= Achaeus (son of Poseidon) =

In Greek mythology, the eponym of Achaea

In Greek mythology, Achaeus or Achaios (/əˈkiːəs/; Ἀχαιός', derived from αχος achos, 'grief, pain, woe') was the eponym of Achaea.

== Family ==
Achaeus was the son of Poseidon, the god of the sea and Larissa, daughter of Pelasgus, the son of Triopas, meaning he is of Argive descent through his mother's parentage. He is the brother of Phthius and Pelasgus.

== Mythology ==
Together with his brothers Phthius and Pelasgus, they left Achaean Argos with a Pelasgian contingent for Thessaly. They then established a colony on the said country naming it after themselves. The only source of the accounts of Achaeus is recounted by Dionysius of Halicarnassus in his Roman Antiquities about the Pelasgian race's migration in connection with Achaeus.
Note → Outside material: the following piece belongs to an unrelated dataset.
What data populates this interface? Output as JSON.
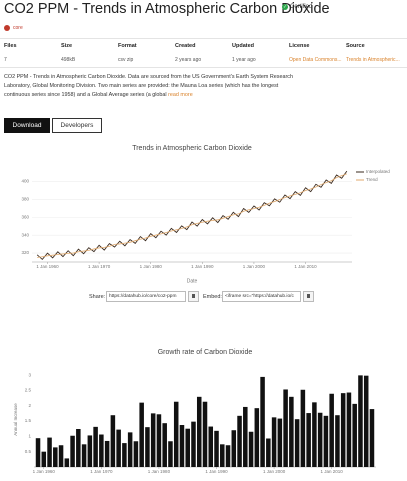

 "In the sixth generation afterwards, leaving the Peloponnesus, they [Pelasgians] removed to the country which was then called Haemonia and now Thessaly. The leaders of the colony were Achaeus, Phthius and Pelasgus, the sons of Larisa and Poseidon. When they arrived in Haemonia they drove out the barbarian inhabitants and divided the country into three parts, calling them, after the names of their leaders, Phthiotis, Achaia and Pelasgiotis."